Difficult Controlling Where Weapons End Up
Swedish-made anti-tank weapons were found in the hands of FARC guerrillas in Colombia. After the discovery, Colombian authorities contacted manufacturer Saab Bofors Dyanmics to find out where they came from. Bofors then traced the serial numbers of the bazooka-like launchers to an order delivered to Venezuela in the 1980s.
Somehow, the weapons ended up somewhere they weren't supposed to. But who really bears responsibility when weapon exports land in the wrong hands?
The AT4 is a very light and very portable weapon used to destroy armoured vehicles and fortifications. It's been a great seller for Swedish company Saab Bofors Dynamics, who has exported the weapon to many NATO countries, including the United States.
But despite that Bofors hasn't exported to Colombia in years, the AT4 has now been found among the FARC guerrillas, a group the EU has black-listed as terrorist.

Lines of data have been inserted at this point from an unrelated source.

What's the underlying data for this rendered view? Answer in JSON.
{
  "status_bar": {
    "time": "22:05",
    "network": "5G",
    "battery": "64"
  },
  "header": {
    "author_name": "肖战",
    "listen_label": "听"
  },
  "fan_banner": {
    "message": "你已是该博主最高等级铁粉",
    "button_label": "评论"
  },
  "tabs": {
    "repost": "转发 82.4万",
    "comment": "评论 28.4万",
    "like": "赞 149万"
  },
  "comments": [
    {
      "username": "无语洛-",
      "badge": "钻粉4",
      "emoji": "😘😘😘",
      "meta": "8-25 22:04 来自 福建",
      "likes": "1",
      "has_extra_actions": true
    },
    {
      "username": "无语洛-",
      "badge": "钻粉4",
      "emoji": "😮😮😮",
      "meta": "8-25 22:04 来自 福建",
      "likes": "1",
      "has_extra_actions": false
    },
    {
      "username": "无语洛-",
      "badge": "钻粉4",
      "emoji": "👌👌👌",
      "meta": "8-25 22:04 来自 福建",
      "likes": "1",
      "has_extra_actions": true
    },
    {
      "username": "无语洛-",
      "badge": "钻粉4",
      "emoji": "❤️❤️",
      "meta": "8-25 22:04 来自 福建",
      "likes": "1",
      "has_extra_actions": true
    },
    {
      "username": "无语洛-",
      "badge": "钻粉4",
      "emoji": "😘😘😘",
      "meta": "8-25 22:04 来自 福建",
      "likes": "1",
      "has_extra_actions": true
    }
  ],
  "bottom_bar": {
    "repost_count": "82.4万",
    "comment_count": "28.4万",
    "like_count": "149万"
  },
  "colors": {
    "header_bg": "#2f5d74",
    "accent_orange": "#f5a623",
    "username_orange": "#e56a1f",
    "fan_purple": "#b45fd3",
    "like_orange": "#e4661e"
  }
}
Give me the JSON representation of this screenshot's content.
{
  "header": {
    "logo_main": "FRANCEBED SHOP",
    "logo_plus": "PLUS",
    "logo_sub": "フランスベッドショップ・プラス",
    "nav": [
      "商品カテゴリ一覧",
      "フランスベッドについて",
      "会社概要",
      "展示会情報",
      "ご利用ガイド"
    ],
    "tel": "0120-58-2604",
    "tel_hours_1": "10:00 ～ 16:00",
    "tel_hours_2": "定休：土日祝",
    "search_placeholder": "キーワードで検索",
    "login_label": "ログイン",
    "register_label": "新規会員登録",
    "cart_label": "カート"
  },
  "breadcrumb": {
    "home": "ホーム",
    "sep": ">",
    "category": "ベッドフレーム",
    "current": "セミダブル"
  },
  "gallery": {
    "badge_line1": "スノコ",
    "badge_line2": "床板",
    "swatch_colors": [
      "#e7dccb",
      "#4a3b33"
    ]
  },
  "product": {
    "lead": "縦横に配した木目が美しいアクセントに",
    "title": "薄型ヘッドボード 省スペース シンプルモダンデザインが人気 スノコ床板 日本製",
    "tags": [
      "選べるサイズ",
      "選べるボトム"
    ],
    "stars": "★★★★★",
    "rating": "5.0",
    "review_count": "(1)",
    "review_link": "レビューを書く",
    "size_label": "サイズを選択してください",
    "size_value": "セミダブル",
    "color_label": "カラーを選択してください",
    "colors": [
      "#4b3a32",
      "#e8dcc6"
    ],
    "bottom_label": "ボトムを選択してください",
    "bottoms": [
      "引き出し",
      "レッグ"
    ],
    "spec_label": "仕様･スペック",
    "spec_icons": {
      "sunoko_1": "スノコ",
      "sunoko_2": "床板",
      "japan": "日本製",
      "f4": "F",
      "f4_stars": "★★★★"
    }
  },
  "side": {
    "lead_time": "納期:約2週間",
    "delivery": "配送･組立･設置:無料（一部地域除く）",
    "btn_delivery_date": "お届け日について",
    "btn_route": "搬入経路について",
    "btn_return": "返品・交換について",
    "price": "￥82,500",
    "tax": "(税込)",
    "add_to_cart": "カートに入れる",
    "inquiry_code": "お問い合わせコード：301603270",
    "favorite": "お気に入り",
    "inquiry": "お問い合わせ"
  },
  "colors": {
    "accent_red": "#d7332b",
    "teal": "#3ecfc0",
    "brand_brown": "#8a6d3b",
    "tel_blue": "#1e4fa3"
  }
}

Their serial numbers tell a story of Venezuelan involvement, and the Swedish authorities now demand an explanation of how they landed in the guerrillas' hands.
But the real question is how much Sweden can actually do to control arms exports after the weapons have already been delivered. According to Pieter Wezeman, a senior researcher at the Swedish International Peace Research Institute, Swedish authorities do have some strategies in place to control the final destination of Swedish-made weapon exports. But in the long run, it's very difficult to control where these weapons end up.